Pour Taoufik Charfeddine et Kaïs Saïed, la solution sécuritaire est la clé de tout. Elle serait valable pour lutter contre le terrorisme, contre la spéculation et contre les manifestations politiques. A leurs yeux, la matérialisation de cette politique ne se manifeste que par du chiffre. Et c'est là que ça a coincé, car c'était tout simplement contre le bon sens et contre le principe même de la justice. De hauts cadres du ministère de l'Intérieur se sont opposé à la folie de MM. Saïed et Charfeddine avec leurs chiffres fantaisistes et leurs communiqués ridicules. Ils ont essayé de protéger leur département, mais il ont été limogés. Les magistrats qui ont refusé de donner suite à cette folie viennent d'être révoqués. Les médias, quelques hommes politiques et la société civile résistent, pour le moment, et dénoncent l'absurdité de cette politique du régime.
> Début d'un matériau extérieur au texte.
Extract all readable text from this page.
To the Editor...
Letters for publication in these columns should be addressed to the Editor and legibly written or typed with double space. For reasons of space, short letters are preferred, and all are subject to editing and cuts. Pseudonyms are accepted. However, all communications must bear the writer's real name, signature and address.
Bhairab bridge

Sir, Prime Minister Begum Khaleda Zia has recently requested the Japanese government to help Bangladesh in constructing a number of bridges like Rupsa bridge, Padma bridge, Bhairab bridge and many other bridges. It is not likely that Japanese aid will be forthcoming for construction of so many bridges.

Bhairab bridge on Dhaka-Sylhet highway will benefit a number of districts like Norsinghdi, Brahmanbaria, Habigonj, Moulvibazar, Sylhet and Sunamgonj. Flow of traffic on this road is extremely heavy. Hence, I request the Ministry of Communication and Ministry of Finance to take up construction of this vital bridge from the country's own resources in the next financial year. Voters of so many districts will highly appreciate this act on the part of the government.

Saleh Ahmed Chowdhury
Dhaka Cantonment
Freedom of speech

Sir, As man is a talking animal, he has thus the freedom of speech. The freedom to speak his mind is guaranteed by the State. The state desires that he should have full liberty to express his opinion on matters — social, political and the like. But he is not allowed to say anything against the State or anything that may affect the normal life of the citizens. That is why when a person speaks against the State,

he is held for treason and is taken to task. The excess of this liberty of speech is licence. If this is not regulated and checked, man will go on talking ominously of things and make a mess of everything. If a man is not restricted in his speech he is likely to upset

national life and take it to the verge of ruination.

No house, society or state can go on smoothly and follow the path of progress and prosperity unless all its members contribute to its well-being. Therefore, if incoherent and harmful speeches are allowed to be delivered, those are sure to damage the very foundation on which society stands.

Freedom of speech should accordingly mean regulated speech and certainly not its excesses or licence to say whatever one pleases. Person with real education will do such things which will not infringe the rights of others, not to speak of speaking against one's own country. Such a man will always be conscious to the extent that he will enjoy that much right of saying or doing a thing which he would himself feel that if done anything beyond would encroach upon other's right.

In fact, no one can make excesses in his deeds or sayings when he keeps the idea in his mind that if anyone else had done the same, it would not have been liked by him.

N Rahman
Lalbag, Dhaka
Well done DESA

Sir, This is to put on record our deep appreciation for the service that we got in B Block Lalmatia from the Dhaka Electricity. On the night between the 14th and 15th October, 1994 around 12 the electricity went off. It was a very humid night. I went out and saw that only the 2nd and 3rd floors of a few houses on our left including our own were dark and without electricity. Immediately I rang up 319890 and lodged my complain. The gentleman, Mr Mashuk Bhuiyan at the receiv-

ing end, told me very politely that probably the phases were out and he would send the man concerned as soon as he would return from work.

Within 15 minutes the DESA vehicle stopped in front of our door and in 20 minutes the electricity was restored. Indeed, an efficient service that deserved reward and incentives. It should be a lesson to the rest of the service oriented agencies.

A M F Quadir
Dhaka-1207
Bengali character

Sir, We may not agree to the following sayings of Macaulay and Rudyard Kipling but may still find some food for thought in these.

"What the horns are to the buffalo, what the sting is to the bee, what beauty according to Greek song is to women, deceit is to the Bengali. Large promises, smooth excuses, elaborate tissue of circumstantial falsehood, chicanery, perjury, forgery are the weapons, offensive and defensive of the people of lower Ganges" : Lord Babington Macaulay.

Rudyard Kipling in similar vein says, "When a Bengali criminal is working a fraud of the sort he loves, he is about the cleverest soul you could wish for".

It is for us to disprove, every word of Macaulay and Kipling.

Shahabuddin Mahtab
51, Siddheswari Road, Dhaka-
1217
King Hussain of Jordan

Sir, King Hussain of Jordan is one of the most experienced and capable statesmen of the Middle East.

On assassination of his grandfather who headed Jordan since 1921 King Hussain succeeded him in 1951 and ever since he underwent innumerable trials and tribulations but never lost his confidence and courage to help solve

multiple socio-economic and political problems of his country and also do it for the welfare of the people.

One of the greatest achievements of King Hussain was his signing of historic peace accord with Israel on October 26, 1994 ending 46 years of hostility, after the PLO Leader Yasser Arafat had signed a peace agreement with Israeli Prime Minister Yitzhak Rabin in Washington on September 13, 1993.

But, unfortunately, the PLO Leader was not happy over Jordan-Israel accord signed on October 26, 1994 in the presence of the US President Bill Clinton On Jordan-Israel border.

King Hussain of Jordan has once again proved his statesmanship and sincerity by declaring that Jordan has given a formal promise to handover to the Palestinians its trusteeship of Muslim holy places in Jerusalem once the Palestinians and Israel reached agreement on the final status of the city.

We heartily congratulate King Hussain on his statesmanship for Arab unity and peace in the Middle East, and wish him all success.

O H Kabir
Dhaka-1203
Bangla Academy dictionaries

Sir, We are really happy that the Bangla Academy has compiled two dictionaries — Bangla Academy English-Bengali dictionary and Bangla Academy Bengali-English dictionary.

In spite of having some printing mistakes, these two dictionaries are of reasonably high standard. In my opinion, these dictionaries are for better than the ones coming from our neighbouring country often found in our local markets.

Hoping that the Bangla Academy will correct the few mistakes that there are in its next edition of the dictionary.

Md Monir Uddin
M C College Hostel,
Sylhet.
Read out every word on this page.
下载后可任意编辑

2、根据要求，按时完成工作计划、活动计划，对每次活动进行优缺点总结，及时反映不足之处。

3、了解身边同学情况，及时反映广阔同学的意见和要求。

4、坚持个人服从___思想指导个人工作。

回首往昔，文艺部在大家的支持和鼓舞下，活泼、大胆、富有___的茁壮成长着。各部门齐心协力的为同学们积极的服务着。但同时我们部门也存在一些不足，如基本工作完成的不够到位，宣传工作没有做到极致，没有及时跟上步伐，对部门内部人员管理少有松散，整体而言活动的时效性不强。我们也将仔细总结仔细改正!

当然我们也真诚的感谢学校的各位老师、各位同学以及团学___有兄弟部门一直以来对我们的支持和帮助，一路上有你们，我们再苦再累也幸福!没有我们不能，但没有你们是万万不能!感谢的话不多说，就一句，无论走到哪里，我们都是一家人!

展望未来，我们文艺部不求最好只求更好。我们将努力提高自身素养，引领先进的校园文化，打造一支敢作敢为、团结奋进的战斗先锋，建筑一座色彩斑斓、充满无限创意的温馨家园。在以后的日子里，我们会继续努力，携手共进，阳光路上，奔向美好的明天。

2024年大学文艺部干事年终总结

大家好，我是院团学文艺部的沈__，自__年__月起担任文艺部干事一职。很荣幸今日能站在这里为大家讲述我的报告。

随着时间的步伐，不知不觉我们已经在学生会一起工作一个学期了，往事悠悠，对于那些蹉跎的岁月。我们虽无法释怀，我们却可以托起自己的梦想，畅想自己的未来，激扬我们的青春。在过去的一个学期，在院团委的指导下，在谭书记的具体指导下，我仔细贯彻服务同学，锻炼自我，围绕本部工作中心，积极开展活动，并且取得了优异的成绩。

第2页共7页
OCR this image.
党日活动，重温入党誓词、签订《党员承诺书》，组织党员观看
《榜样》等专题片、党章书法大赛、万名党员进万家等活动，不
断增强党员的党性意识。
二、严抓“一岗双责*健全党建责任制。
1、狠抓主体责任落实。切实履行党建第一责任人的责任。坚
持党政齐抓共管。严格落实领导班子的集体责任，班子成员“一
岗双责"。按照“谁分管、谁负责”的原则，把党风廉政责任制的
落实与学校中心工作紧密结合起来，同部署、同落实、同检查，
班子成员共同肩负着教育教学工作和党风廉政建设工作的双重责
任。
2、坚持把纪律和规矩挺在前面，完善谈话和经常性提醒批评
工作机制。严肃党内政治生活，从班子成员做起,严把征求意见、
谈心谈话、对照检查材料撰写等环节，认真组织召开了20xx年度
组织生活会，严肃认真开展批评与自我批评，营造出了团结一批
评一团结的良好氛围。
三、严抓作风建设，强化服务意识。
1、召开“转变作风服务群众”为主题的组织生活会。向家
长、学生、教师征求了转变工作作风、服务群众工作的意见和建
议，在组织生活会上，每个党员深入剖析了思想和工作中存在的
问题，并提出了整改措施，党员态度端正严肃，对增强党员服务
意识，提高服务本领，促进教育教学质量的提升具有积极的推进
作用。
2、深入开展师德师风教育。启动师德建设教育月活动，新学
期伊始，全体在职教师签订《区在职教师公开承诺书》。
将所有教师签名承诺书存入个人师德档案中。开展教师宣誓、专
Ce qu'ont fait MM. Saïed et Charfeddine au ministère de l'Intérieur est criminel. Ils ont éliminé les voix dissonantes et ont discrédité le ministère aux yeux de l'opinion. Là, on ne parle plus de saisie de miroirs, de ciseaux, de fer de construction et de semoule, on parle de terrorisme. Le ministère de l'Intérieur nous dit qu'il lui est facile de vous accuser de terrorisme, juste parce que vous avez été indiscipliné au stade ! C'est un sale jeu auquel se prêtent les nouveaux cadres du ministère de l'Intérieur et il est dangereux pour la police, pour le ministère, pour les citoyens et pour tout le pays.